O juiz Roberto Ferreira Filho, da 1ª vara criminal de Campo Grande, ordenou, nesta quarta-feira (22) a soltura de Eltom Pedro de Almeida, acusado de envolvimento no crime organizado e obstrução da justiça, no âmbito da Operação Omertà, deflagrada em abril do ano passado pelas equipes do Garras, Gaeco e Batalhão de Choque da PM.

A decisão vem na esteira de um recurso da defesa, que alega ausência de provas contra Eltom.
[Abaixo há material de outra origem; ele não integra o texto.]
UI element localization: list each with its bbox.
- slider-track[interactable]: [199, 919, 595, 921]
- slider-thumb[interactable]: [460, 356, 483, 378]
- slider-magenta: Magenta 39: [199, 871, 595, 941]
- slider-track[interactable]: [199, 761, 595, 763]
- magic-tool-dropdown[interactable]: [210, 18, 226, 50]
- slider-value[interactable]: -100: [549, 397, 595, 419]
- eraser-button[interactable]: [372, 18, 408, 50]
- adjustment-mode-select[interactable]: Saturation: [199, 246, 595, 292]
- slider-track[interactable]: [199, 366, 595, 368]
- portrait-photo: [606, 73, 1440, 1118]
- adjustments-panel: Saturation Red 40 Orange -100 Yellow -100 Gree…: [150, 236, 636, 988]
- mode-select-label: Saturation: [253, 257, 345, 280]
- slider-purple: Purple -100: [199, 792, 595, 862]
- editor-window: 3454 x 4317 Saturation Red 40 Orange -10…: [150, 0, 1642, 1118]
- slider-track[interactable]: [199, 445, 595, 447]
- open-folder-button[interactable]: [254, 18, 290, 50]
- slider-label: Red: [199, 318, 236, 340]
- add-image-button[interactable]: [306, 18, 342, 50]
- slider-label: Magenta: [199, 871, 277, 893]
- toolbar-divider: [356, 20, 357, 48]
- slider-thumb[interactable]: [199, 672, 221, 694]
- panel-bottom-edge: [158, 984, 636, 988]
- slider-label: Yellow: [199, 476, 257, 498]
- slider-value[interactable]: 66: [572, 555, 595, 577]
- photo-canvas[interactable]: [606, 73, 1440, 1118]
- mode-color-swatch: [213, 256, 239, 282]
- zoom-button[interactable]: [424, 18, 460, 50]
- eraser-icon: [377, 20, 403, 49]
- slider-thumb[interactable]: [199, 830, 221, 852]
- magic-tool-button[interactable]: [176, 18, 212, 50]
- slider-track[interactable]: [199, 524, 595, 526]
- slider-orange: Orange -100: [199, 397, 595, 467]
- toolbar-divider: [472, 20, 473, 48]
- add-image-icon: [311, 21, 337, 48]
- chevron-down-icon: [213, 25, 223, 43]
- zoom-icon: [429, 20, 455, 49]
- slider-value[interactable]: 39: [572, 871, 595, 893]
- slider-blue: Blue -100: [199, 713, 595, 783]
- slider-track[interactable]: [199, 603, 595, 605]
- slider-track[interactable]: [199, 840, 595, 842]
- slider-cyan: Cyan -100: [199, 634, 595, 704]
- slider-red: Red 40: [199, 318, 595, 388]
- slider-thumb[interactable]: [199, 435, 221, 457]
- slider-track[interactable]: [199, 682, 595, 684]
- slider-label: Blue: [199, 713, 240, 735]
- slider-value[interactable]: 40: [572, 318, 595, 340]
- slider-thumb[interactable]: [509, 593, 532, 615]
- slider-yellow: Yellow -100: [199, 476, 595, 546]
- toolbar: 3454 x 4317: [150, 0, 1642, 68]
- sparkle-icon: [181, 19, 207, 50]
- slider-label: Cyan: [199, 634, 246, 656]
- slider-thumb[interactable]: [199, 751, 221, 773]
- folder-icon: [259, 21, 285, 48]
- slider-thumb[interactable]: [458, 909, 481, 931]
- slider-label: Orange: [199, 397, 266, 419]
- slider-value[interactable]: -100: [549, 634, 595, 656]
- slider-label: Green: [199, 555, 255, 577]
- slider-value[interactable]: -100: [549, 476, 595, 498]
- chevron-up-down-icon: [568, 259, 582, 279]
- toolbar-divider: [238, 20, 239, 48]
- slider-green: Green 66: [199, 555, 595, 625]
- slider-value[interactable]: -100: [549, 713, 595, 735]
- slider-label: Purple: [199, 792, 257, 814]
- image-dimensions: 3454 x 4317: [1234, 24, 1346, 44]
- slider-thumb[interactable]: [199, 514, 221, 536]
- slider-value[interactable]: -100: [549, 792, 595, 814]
Além disso, os defensores afirmam que o réu faz parte do grupo de risco do novo coronavírus e tem um filho com necessidades especiais que “precisa da presença do pai”.

O magistrado entendeu que “apesar da gravidade concreta dos crimes apontados, da análise da denúncia da suposta organização criminosa, verifica-se que o requerente
Eltom, em tese, compõe o núcleo de apoiadores ao lado de outros doze acusados, ou seja, não possui posição de destaque, nem posição privilegiada na hierarquia da
organização”.

O juiz acrescentou que as “supostas funções” de Eltom na organização, “não são referentes à aquisição, transporte ou porte de armas de fogo, tampouco o
requerente é relacionado a atividades violentas, diferente de outros supostos integrantes da mesma organização, que são apontados como responsáveis por
homicídios, intimidação de testemunha, tráfico e porte ilegal de armas de fogo”.

Eltom está preso preventivamente desde 27 de setembro do ano passado, e agora deve ficar em prisão domiciliar com uso de tornozeleira eletrônica.

Operação Omertà

Na primeira fase da Omertà, o empresário Jamil Name, Jamil Name Filho, além de policiais civis e guardas municipais foram presos por suspeita fazerem parte de suposta milícia armada.

As investigações tiveram início em abril de 2019, com o objetivo de apoiar as investigações dos homicídios de Ilson Martins Figueiredo, Orlando da Silva Fernandes e Matheus Coutinho Xavier, conduzidas pelo Garras.

Na segunda fase da Operação Omertà, em março de 2020 foram cumpridos 18 mandados de busca e apreensão em cinco cidades de Mato Grosso do Sul e em João Pessoa, na Paraíba.

Em seguida, foi deflagrada nova fase após descoberta de suposto plano contra autoridades, entre elas promotor de Justiça do MPMS (Ministério Público Estadual de Mato Grosso do Sul) que atua no Gaeco.